New York City's goal has been to make the vaccine widely available to those groups most affected by the current outbreak—social networks of gay, bisexual, or other MSM, and/or transgender, gender-nonconforming, or gender-nonbinary individuals aged 18 years or older who have had multiple or anonymous sex partners in the last 14 days. In addition to PEP, the DOHMH began offering PEP++ (eg, expanded PEP) for MSM and/or transgender, gender-nonconforming, or gender-nonbinary individuals who had multiple or anonymous sex partners but no identified exposure to a known case at their sexual health clinics as vaccine supply increased in June 2022. Healthcare workers and laboratorians are offered preexposure prophylaxis in the event of a breach in personal protective equipment (PPE) or exposure. By late July, the United States received an influx of 300,000 doses of the mpox vaccine with an additional 800,000 doses arriving in early August. 17 Vaccines should be accessible to all who are eligible. To maintain health equity, modalities other than online scheduling (eg, telephone hotlines) are necessary, and translating information into languages other than English must be done. To this end, DOHMH is awarding US$5 million to community-based organizations who will promote vaccination, with a focus on New Yorkers who are lesbian, gay, bisexual, transgender, queer, intersex, and asexual (LGBTQ+) Black, Indigenous, or people of color. 19
EMR and Epic Integration
The first phase of the mpox response was similar to the early COVID-19 outbreak response. All diagnostic tests were sent to the NYC PHL and the CDC. The government laboratory systems could not directly integrate into Bellevue's EMR, Epic, requiring hospital laboratory staff to enter test results manually. Moreover, in May 2022, mpox visit types were not available in Epic. Providers ordered mpox laboratory tests categorized as “miscellaneous” and in the free text area specified, “R/O Monkeypox, please send this to PHL.” This temporary workaround allowed operations to continue but inhibited our ability to track the volume and results of the tests. We rapidly built out a new infection status category to capture mpox tests and visits, which permitted us to leverage automation and create an mpox dashboard. The dashboard monitors the hospital system's daily case counts, test turnaround times, and positivity rates, which can be filtered by age, race, ethnicity, and gender.

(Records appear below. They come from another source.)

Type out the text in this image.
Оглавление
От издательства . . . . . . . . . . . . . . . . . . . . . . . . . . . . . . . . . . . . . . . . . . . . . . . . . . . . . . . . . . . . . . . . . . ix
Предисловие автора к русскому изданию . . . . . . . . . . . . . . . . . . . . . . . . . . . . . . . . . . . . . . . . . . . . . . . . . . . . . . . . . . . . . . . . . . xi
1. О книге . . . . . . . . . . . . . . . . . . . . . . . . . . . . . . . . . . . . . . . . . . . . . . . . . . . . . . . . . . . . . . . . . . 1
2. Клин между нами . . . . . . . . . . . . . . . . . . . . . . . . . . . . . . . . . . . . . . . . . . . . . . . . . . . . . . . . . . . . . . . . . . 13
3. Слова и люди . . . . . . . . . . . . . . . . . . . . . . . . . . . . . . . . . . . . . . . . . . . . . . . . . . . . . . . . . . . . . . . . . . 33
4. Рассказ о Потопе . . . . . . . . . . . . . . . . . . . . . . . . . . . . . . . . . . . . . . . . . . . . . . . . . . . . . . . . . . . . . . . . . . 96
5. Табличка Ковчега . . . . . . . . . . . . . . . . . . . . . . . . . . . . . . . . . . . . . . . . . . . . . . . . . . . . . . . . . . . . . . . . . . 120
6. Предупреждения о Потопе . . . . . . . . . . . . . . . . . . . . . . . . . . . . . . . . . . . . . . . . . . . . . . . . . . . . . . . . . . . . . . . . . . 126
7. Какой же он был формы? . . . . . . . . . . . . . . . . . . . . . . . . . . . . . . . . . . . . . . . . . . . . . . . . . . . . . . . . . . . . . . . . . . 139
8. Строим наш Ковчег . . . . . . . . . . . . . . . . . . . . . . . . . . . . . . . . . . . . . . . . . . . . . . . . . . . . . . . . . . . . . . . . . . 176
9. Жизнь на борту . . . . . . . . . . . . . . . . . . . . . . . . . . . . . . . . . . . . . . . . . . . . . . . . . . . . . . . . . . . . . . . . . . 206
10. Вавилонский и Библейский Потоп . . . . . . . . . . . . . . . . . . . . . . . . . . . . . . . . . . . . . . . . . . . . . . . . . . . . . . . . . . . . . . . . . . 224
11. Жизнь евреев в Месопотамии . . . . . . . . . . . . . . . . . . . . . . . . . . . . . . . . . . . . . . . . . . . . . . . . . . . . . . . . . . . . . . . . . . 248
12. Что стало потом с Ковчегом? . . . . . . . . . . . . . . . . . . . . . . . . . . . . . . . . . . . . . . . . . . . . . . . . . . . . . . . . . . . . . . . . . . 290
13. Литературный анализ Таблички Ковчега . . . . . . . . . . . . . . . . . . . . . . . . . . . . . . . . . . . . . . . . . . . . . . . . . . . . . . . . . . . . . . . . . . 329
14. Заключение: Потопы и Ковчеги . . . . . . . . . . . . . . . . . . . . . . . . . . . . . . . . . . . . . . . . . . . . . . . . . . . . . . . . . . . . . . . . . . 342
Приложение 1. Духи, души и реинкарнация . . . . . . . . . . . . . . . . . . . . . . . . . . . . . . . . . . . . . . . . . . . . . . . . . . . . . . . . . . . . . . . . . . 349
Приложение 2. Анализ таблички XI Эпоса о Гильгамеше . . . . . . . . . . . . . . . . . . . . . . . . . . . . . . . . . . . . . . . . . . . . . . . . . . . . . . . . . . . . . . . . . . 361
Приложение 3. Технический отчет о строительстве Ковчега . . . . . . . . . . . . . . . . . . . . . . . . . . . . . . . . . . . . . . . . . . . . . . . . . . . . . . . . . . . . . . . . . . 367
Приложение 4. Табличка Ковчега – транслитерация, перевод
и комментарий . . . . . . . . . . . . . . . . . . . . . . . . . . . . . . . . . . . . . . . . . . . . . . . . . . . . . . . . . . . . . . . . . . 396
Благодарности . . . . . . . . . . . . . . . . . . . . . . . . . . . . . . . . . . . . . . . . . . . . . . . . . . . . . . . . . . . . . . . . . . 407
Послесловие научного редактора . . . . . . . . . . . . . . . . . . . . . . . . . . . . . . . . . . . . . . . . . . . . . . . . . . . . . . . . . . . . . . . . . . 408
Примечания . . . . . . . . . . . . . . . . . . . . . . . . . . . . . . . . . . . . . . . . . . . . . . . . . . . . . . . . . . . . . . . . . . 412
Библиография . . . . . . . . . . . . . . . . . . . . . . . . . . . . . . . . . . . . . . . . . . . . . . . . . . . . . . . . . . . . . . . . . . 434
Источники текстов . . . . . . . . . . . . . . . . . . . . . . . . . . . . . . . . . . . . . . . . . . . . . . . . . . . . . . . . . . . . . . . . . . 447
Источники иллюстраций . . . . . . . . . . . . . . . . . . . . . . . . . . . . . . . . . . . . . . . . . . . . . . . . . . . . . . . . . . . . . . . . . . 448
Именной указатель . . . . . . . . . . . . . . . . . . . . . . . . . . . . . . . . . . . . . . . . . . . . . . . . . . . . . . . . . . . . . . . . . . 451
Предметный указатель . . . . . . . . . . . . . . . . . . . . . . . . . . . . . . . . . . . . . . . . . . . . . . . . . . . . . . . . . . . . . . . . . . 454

Due to the overwhelming number of tests being done in New York City at the beginning of the mpox outbreak, Bellevue patients began experiencing longer turnaround times for their test results. On July 14, 2022, the first commercial testing laboratory received approval to process mpox diagnostic tests, with 4 additional laboratories approved in the following week. 20 The ability to use commercial testing laboratories increased national testing capacity 13-fold, 21 and reduced NYC H + H testing turnaround times. Commercial laboratories could also integrate with the patient's EMR so that results automatically appeared after being reported. Integration with commercial laboratories has provided the aptitude to create a much quicker and more reliable testing system.
Outpatient Testing
In early June 2022, demand for mpox testing began to increase in New York City; however, availability remained limited as all testing was done through NYC PHL. 22 One month later, as mpox testing became available through commercial reference laboratories, staffing, testing supplies, and hospital spaces were organized to establish an ambulatory mpox testing center on July 14, 2022.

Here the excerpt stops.